Doch in der aktuellen Debatte kocht gerade ein Argument hoch, das für die „Hüter der Versichertengelder“ ungelegen kommt: Braucht es wirklich 90 Kassen, die Milliarden für Mitarbeiter, Gremien und Pensionen, Gebäude, Fahrzeuge und Betriebsausstattung, Kampagnen, Lobbying und Mitgliedschaften ausgeben? Alleine die Beiträge an Krankenkassenverbände summierten sich im vergangenen Jahr auf 419 Millionen Euro. Geld, das mit der Versorgung der Versicherten nichts zu tun hat.

So zeigen die Leistungserbringer, aber auch einige Politiker jetzt mit dem Finger auf die Kassen. Diese wiederum wollen davon natürlich nichts hören, versuchen das Thema abzuräumen. Verwiesen wird auf Österreich oder auf die PKV. Im internationalen Vergleich seien die Verwaltungskosten niedrig, gibt im Spiegel gerade ein Berater von Boston Consulting zu Protokoll – jener Unternehmensberatung, für die früher TK-Chef Jens Baas gearbeitet hat.

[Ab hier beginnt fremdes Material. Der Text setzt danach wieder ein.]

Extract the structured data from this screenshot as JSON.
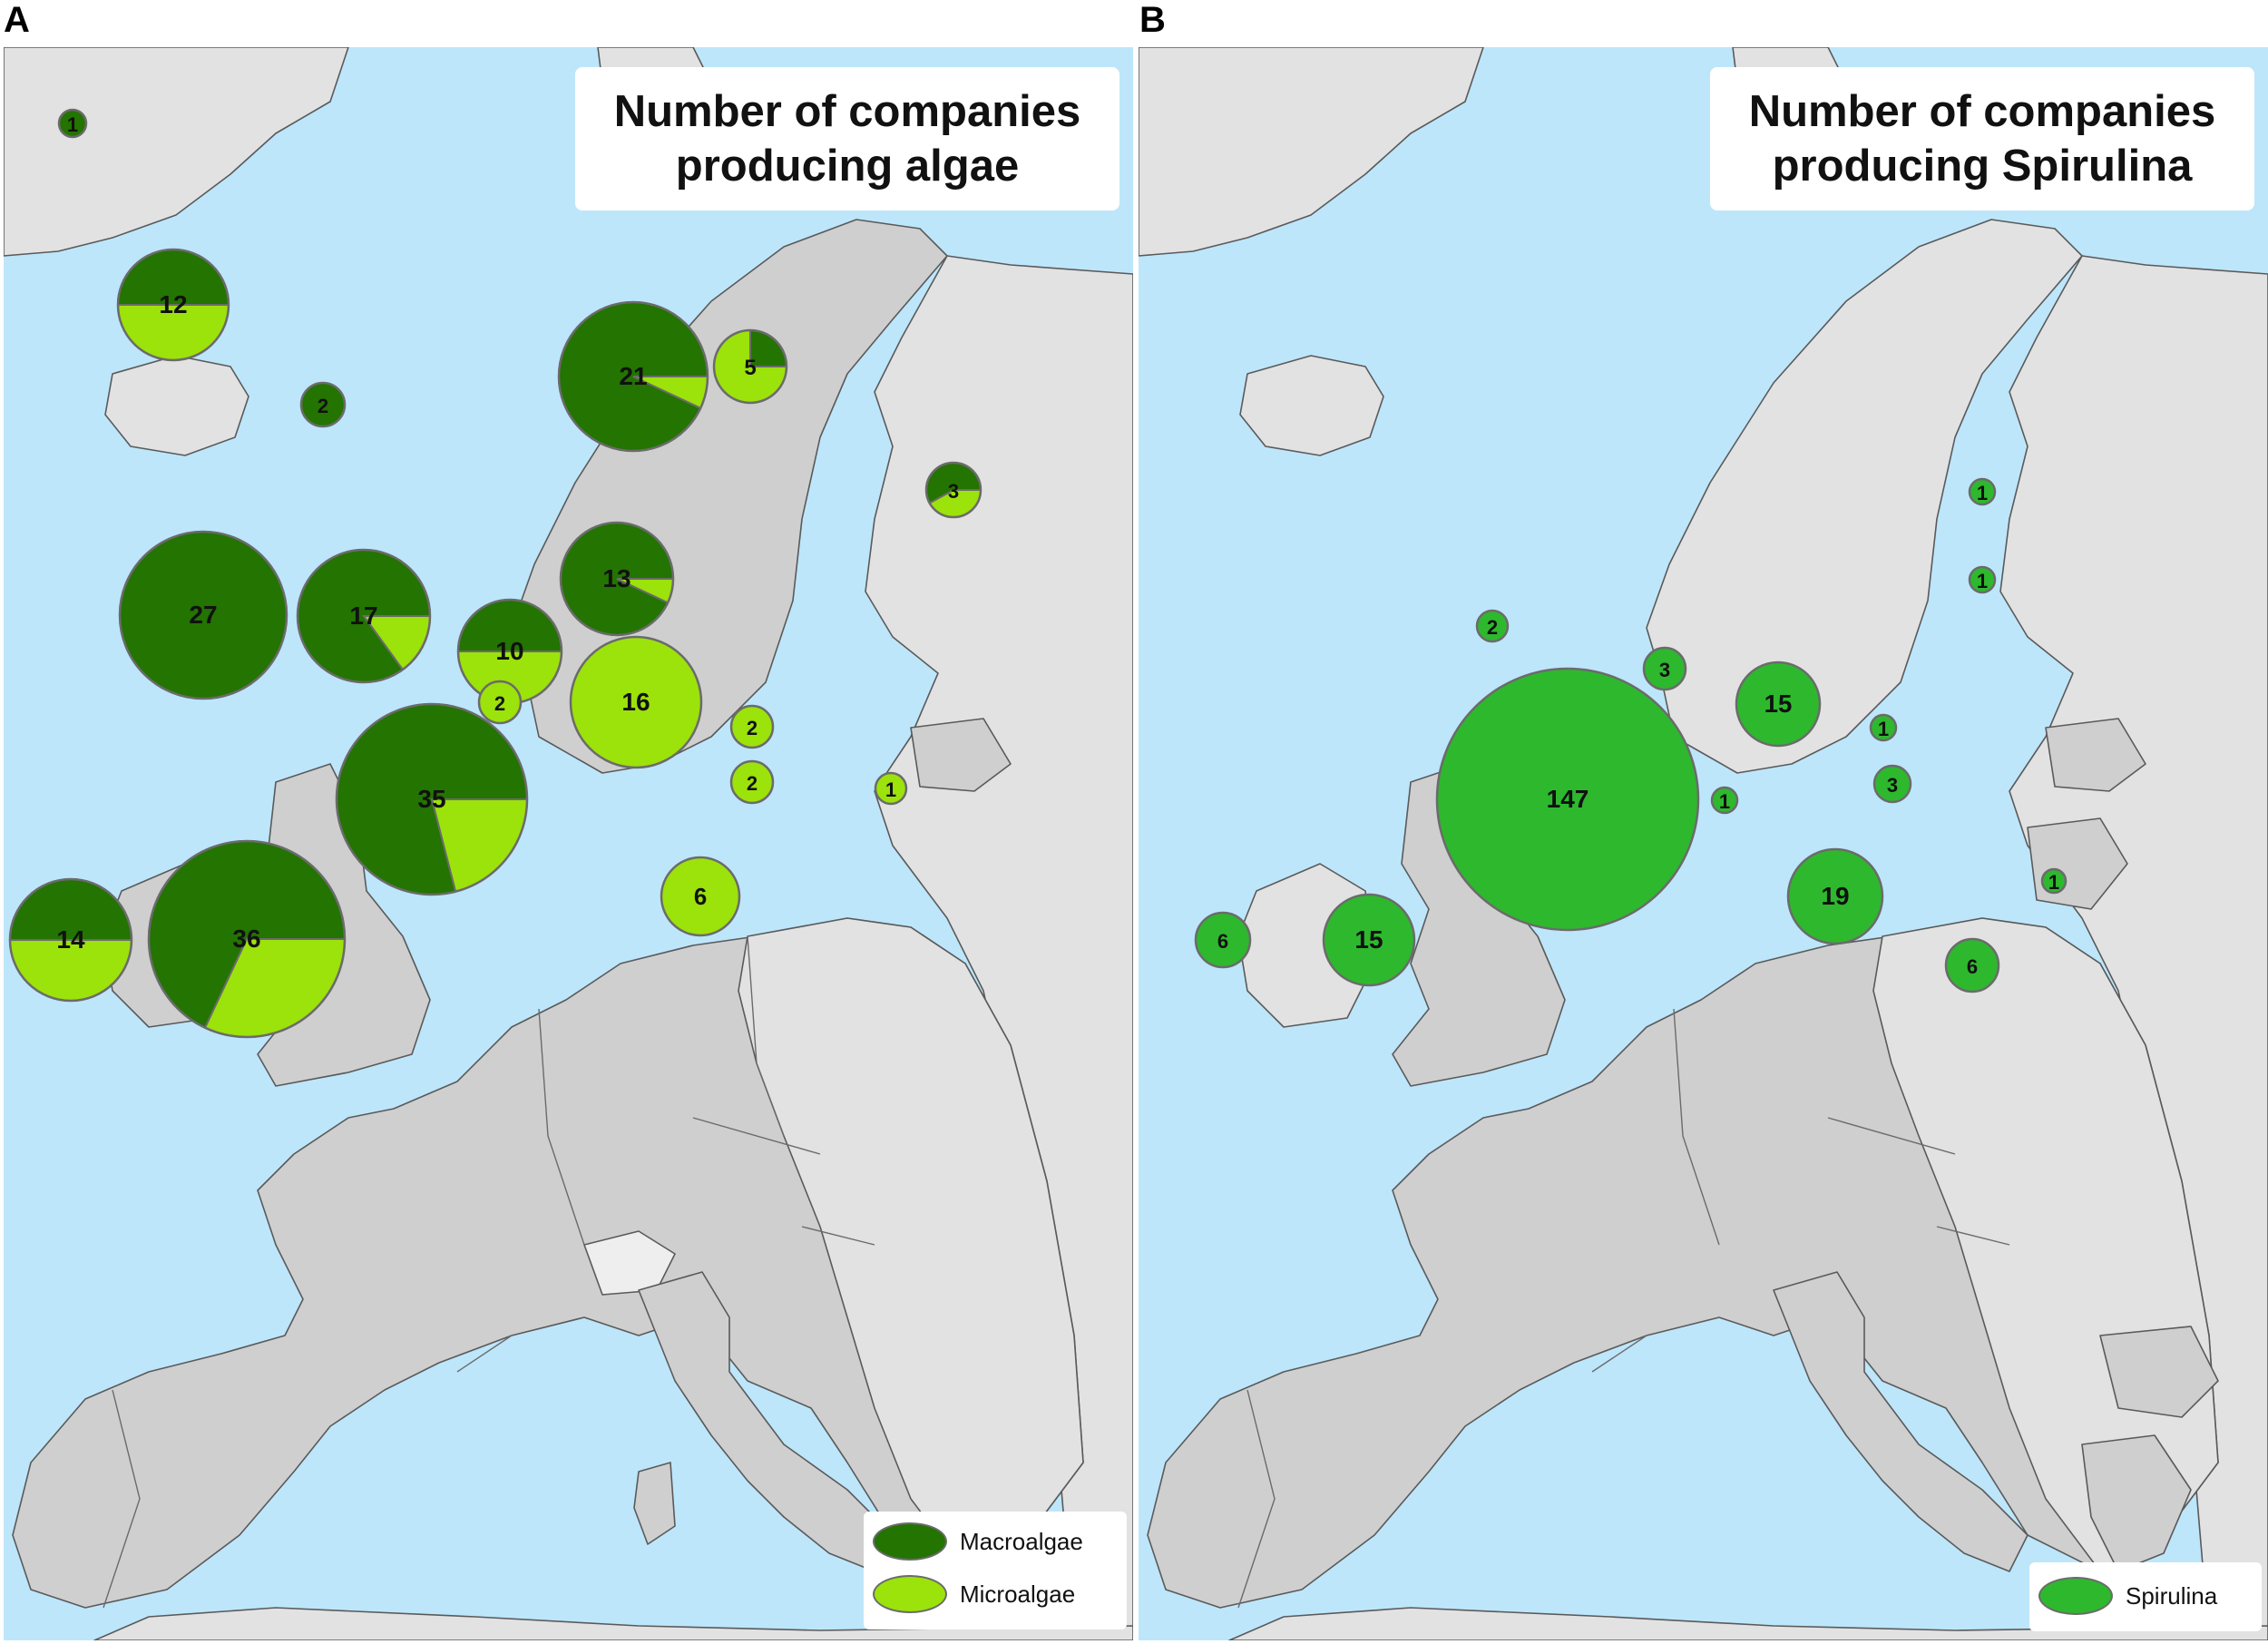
{
  "colors": {
    "sea": "#bde6fb",
    "study_land": "#cfcfcf",
    "other_land": "#e2e2e2",
    "macroalgae": "#237400",
    "microalgae": "#9ce20b",
    "spirulina": "#2eb82e",
    "marker_outline": "#6b6b6b"
  },
  "panels": [
    {
      "letter": "A",
      "title_line1": "Number of companies",
      "title_line2": "producing algae",
      "legend": [
        {
          "label": "Macroalgae",
          "color_key": "macroalgae"
        },
        {
          "label": "Microalgae",
          "color_key": "microalgae"
        }
      ],
      "markers": [
        {
          "label": "1",
          "macro": 1,
          "micro": 0
        },
        {
          "label": "12",
          "macro": 0.5,
          "micro": 0.5
        },
        {
          "label": "2",
          "macro": 1,
          "micro": 0
        },
        {
          "label": "21",
          "macro": 0.93,
          "micro": 0.07
        },
        {
          "label": "5",
          "macro": 0.25,
          "micro": 0.75
        },
        {
          "label": "3",
          "macro": 0.58,
          "micro": 0.42
        },
        {
          "label": "13",
          "macro": 0.93,
          "micro": 0.07
        },
        {
          "label": "27",
          "macro": 1,
          "micro": 0
        },
        {
          "label": "17",
          "macro": 0.85,
          "micro": 0.15
        },
        {
          "label": "10",
          "macro": 0.5,
          "micro": 0.5
        },
        {
          "label": "2",
          "macro": 0,
          "micro": 1
        },
        {
          "label": "16",
          "macro": 0,
          "micro": 1
        },
        {
          "label": "2",
          "macro": 0,
          "micro": 1
        },
        {
          "label": "2",
          "macro": 0,
          "micro": 1
        },
        {
          "label": "1",
          "macro": 0,
          "micro": 1
        },
        {
          "label": "35",
          "macro": 0.79,
          "micro": 0.21
        },
        {
          "label": "6",
          "macro": 0,
          "micro": 1
        },
        {
          "label": "14",
          "macro": 0.5,
          "micro": 0.5
        },
        {
          "label": "36",
          "macro": 0.68,
          "micro": 0.32
        }
      ]
    },
    {
      "letter": "B",
      "title_line1": "Number of companies",
      "title_line2": "producing Spirulina",
      "legend": [
        {
          "label": "Spirulina",
          "color_key": "spirulina"
        }
      ],
      "markers": [
        {
          "label": "1"
        },
        {
          "label": "1"
        },
        {
          "label": "2"
        },
        {
          "label": "3"
        },
        {
          "label": "1"
        },
        {
          "label": "15"
        },
        {
          "label": "1"
        },
        {
          "label": "147"
        },
        {
          "label": "1"
        },
        {
          "label": "3"
        },
        {
          "label": "19"
        },
        {
          "label": "1"
        },
        {
          "label": "6"
        },
        {
          "label": "15"
        },
        {
          "label": "6"
        }
      ]
    }
  ]
}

Kritik an Kassen muss sein

Gerade die überraschend dünnhäutige Reaktion der GKV-Bosse auf jegliche Form von Kritik zeigt, dass die Kritik richtig ist. Die Kassen wollen andere zur Ader lassen und gleichzeitig alle ihre eigenen Pfründe sichern. Statt sich selbst zu zerfleischen, sollten die Leistungserbringer gemeinsam hinterfragen, ob diese Großkunden die richtigen sind. Ärztinnen und Ärzte sowie Kliniken haben am Montag bereits gezeigt, dass gemeinsamer Protest möglich ist. Nur beeilen müsste man sich: Warken will das Spargesetz durchbringen, bevor eine echte Protestwelle entsteht.

Statt eines schnellen und vielleicht überstürzten Spargesetzes sollte sich die Regierung das System vornehmen. Ein Strukturwandel ist nötig, gerade mit Blick auf die demographische Entwicklung. Eine Neugestaltung des Systems im Sinne der heutigen und künftigen Versicherten sollte die Messlatte sein – doch dann müssten auch die Kassen auf den Prüfstand.